When I walked into the ultrasound room, I immediately noticed the patient’s red-rimmed eyes and cloud of mussed-up brown hair. My eyes tracked the defeated curve of her back and its stark contrast to the sterile environment of the obstetrics and gynecology exam room, with its muted grey and blue tones. A forty-year-old woman, she had used in-vitro fertilization to become pregnant because she wanted her toddler son to have a sibling. She had come to terms with the arduous process of in-vitro fertilization. Still, she had not anticipated the severe nausea and vomiting that greeted her during her early pregnancy, deciding to take root and become a permanent fixture through a diagnosis of hyperemesis gravidarum. A once healthy, physically fit woman, she had lost ten pounds during her pregnancy and now got weak standing up for any extended period of time. Despite all of her suffering, this patient had dearly wanted both this pregnancy and this baby. Even though she was fortified by the hopeful promise of a new family member and a sibling for her son, she still expressed feelings of misery and resentment.
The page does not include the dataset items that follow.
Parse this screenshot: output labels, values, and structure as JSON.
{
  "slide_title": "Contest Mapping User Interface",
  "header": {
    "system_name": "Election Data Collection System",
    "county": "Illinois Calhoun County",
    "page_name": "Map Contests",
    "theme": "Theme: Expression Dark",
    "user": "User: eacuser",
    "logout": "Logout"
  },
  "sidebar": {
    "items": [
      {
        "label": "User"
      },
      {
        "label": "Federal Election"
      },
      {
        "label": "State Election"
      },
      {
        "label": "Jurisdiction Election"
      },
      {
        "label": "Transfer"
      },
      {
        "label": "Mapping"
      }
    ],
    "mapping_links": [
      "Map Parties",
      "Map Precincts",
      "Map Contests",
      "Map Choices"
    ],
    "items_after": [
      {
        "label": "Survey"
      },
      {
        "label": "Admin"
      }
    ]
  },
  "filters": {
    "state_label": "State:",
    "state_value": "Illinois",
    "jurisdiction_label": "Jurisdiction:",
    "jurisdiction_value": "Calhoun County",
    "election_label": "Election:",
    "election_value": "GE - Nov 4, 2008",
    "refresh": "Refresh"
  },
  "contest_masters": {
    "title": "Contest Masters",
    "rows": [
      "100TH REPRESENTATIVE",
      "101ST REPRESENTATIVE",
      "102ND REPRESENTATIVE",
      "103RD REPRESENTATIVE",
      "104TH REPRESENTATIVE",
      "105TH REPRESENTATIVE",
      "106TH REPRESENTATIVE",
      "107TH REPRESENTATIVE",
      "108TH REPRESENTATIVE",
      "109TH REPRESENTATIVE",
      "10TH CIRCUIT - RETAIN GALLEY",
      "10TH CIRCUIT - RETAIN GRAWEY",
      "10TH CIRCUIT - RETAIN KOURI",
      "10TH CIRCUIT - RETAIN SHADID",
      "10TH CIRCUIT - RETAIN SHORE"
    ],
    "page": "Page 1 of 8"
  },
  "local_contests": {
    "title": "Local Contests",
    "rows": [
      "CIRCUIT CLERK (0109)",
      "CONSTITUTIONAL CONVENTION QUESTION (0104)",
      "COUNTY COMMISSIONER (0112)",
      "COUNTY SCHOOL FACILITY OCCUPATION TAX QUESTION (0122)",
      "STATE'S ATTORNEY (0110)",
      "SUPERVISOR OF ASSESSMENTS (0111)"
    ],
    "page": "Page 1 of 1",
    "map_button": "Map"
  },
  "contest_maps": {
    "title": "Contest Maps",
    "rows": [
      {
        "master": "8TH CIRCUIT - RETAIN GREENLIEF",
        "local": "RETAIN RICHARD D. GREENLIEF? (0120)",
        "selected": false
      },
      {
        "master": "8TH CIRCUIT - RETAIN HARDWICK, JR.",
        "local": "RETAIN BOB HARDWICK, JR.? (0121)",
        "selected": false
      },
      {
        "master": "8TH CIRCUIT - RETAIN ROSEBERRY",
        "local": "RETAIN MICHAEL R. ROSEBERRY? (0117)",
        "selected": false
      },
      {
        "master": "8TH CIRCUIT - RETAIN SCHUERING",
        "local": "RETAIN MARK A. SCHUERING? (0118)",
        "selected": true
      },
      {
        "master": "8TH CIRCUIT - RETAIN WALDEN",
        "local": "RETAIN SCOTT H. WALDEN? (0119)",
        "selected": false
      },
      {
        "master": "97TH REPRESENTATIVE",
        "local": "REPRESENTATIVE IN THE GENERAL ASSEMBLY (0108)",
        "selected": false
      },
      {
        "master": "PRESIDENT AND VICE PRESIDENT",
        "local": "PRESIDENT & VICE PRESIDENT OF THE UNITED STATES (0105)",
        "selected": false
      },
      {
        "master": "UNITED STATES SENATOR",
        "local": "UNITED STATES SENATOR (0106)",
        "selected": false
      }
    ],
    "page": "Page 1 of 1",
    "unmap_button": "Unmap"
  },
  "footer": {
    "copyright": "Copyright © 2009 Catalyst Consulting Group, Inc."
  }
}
Even more recently, I met a patient who had also undergone in-vitro fertilization to get pregnant with her first child. Both she and her husband had painstakingly worked repeatedly through multiple failed IVF attempts to get pregnant. Unfortunately, her pregnancy was not without complications, and she developed gestational hypertension with persistent severe-range blood pressure readings. She would often come into the clinic and then go to the hospital to undergo more extensive monitoring and testing due to her high-range blood pressure readings in the clinic. Her pregnancy disrupted her ability to work and function as a normal human being. This patient, who had tried again and again to get pregnant, now had to worry about a slew of possible complications from her gestational hypertension. The threat of placental abruption, eclampsia, and stillbirth loomed over this patient during the final weeks of her pregnancy, poisoning a normally joyous and exciting time for both her and her husband.
Both of these women earnestly desired their pregnancies. They were thrilled at the prospect of being mothers and braved the immense physical toll that pregnancy places on one’s body because they were delighted about the chance to experience parenthood. Yet, during their respective pregnancies, these women both expressed that they were frightened and miserable.
Pregnancy is not a harmless condition. As a medical assistant in obstetrics and gynecology, I’ve witnessed pregnancies that were met with elation but also pregnancies that were met with fear, dismay, and resentment. People with uteruses should not be required to continue unwanted pregnancies just because they can. Each pregnancy incurs a cost to a person’s body. It is a sacrifice of time, energy, expectations, and bodily functioning that should be chosen rather than dictated. Women should be allowed to exercise autonomy about their bodies and their medical care.
Caroline Berberian is a medical assistant.